When most people think of Labor Day, their mind immediately goes to grilling out, hanging by the pool, and enjoying the last few moments of summer before school starts once again. While it’s, of course, wonderful to have those memories and shared time with friends and family, rarely do we stop and think of the reasons why we have Labor Day off and what it took for the legislative branch to recognize it as a national holiday.

Let’s go over a brief history of Labor Day—and why it matters so much even today.

Why Do We Have Labor Day?

Everyone has bad days at work now and then or maybe stuck with a job that’s less than desirable, but in the late 1800s during the height of the Industrial Revolution, working conditions were less than ideal. In those days, the average American worked 12-hour days and often worked seven days per week to make a decent wage.
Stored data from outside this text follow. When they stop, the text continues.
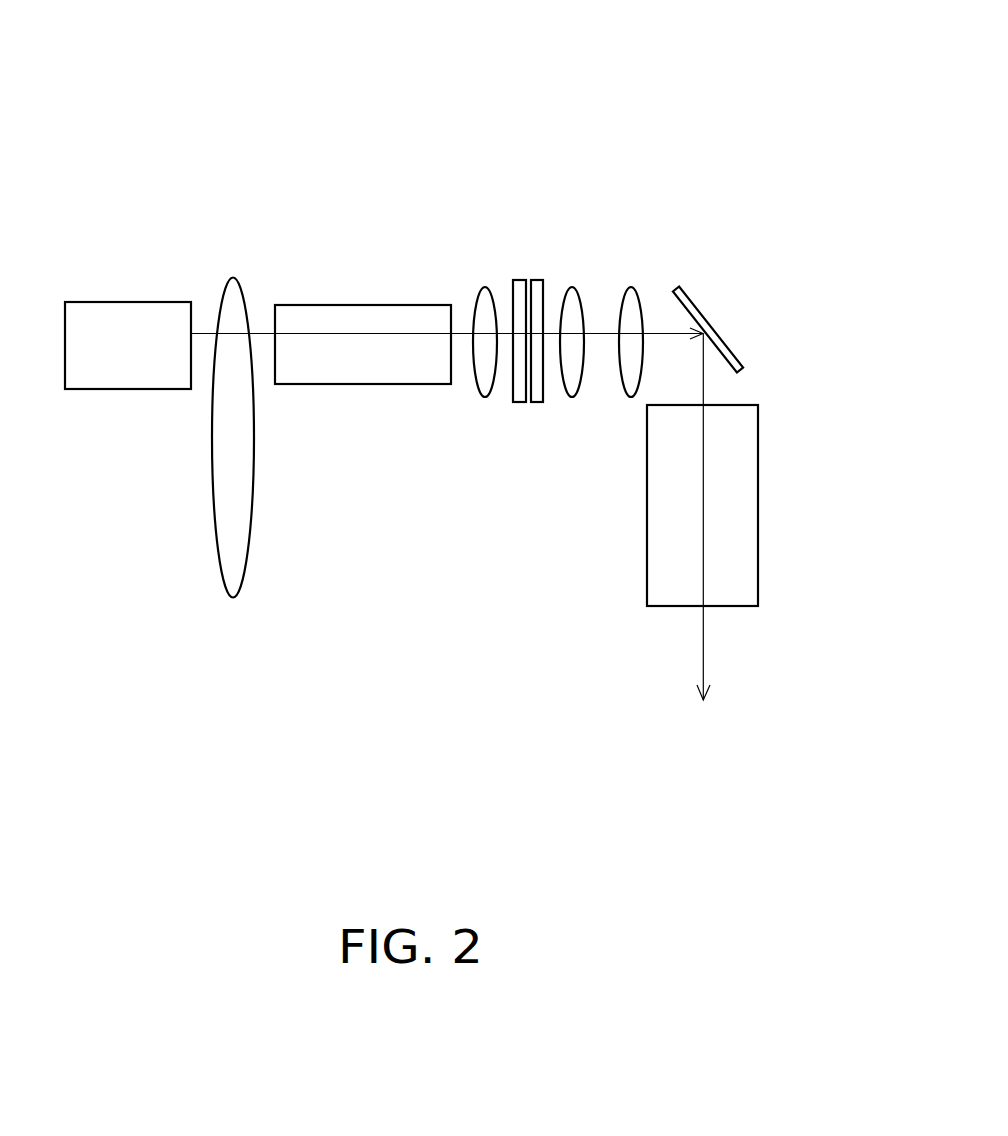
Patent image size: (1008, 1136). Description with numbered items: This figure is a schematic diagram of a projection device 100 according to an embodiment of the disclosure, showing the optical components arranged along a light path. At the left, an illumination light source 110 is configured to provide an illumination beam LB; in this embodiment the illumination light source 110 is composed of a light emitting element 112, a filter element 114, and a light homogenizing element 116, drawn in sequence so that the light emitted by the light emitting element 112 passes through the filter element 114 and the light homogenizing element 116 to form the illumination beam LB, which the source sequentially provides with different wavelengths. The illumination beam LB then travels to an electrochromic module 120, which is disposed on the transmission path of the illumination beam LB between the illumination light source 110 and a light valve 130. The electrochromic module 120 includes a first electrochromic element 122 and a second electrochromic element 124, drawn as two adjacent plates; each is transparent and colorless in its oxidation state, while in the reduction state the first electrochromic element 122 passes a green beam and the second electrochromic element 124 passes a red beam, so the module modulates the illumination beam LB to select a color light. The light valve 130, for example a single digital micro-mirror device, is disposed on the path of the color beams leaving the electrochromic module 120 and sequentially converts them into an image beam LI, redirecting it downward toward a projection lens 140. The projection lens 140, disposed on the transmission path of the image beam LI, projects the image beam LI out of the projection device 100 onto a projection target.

The projection device 100 is at (859, 768).
The illumination light source 110 is at (127, 3).
The light emitting element 112 is at (107, 388).
The filter element 114 is at (234, 585).
The light homogenizing element 116 is at (362, 380).
The electrochromic module 120 is at (592, 170).
The first electrochromic element 122 is at (520, 285).
The second electrochromic element 124 is at (537, 285).
The light valve 130 is at (697, 305).
The projection lens 140 is at (750, 460).
The illumination beam LB is at (203, 333).
The image beam LI is at (704, 658).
And despite state laws, children as young as five could be seen working in factories, mines, and mills throughout the country (and typically working at a fraction of the cost of an adult wage).
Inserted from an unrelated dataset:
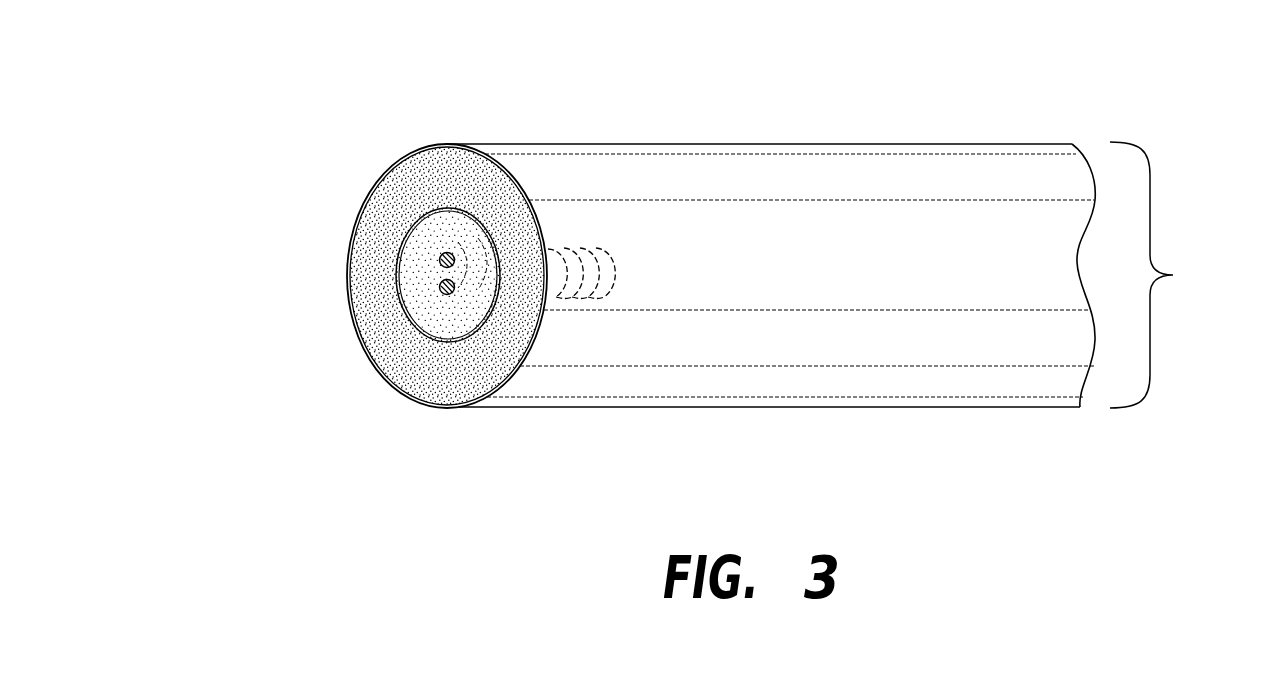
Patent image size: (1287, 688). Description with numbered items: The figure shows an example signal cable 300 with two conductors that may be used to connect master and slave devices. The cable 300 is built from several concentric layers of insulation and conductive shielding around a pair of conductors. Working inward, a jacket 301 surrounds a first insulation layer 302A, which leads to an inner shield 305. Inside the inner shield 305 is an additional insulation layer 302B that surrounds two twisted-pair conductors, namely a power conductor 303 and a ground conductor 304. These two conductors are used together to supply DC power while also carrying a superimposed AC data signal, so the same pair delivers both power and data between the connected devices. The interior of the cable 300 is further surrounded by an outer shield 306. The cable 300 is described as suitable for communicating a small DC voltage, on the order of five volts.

Not only were wages poor and hours long, but working conditions were unsafe—particularly for poor and those who recently immigrated to the United States. They weren’t granted access to clean restrooms, didn’t have scheduled time for breaks, and sometimes didn’t have clean air to breathe within the factories or mills.
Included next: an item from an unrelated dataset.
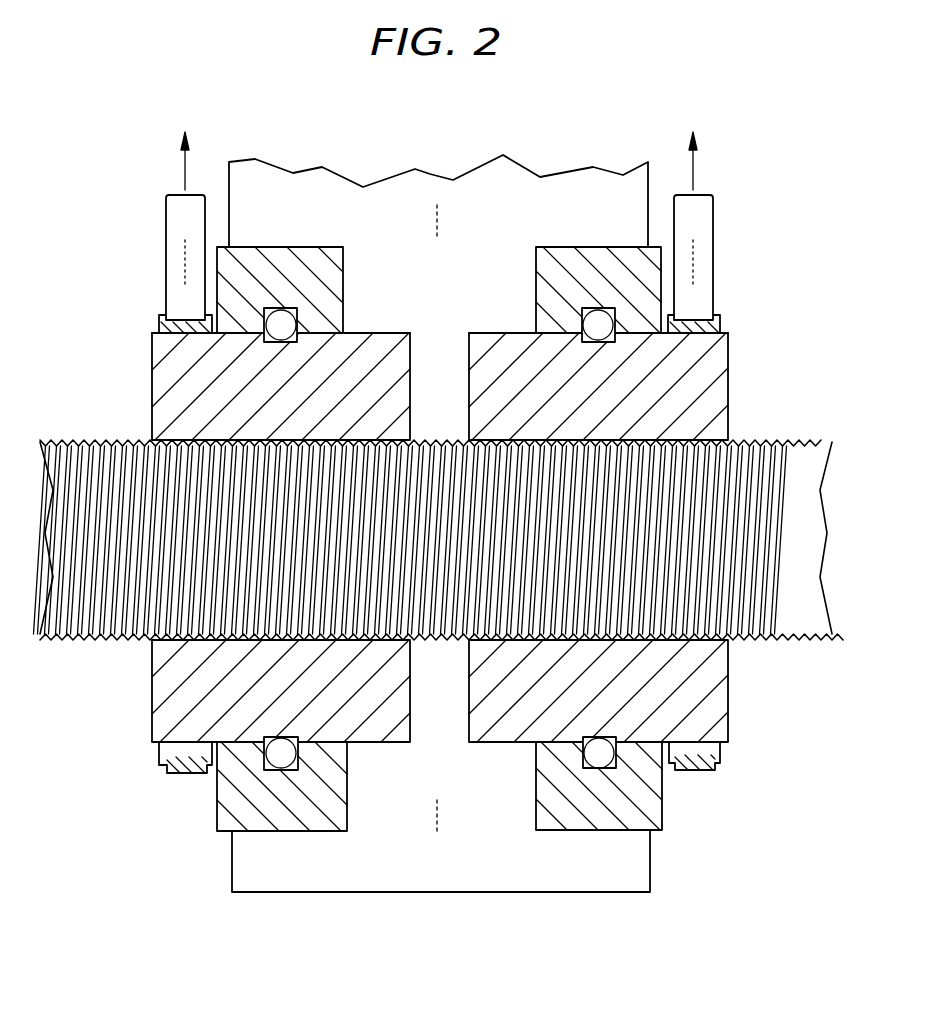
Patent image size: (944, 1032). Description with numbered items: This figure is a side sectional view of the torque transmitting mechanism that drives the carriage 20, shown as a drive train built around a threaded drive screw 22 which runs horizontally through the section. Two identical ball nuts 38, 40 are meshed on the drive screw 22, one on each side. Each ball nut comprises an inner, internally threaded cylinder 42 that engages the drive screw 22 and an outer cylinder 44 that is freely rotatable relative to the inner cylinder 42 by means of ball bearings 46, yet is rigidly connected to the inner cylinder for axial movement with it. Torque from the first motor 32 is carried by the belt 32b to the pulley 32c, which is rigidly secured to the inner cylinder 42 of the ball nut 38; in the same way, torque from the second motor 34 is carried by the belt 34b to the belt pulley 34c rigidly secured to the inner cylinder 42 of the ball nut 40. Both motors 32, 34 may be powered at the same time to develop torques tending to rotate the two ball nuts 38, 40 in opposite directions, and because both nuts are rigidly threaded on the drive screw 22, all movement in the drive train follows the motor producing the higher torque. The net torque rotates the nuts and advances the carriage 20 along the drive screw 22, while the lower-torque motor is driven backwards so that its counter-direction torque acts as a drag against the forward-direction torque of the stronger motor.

When labor unions were introduced in the late 18th century, their presence became more vocal and prominent, airing out the frustrations of the American worker. They began rallying and organizing to protest the poor working conditions and encouraged employees to renegotiate pay. Part of these labor protests included the first Labor Day parade where 10,000 workers took unpaid time to march from City Hall to Union Square in New York City.

But the way in which Labor Day officially started was part of a compromise. On May 11, 1894, Pullman Palace Car Company employees in Chicago went on strike to protest their wages and the firing of their union reps. The American Railroad Union escalated things further by calling for a boycott of all Pullman railway cars, which put railroad traffic to a halt. The strike in Chicago got to be dangerous and resulted in a wave of riots that caused the deaths of more than a dozen workers.

To stop the strike and call a truce, Congress passed an act that made Labor Day a holiday in D.C. as well as throughout the country. Because of the Pullman protests as well as many others in the labor movement, employees can work in more comfortable, safe, and profitable positions.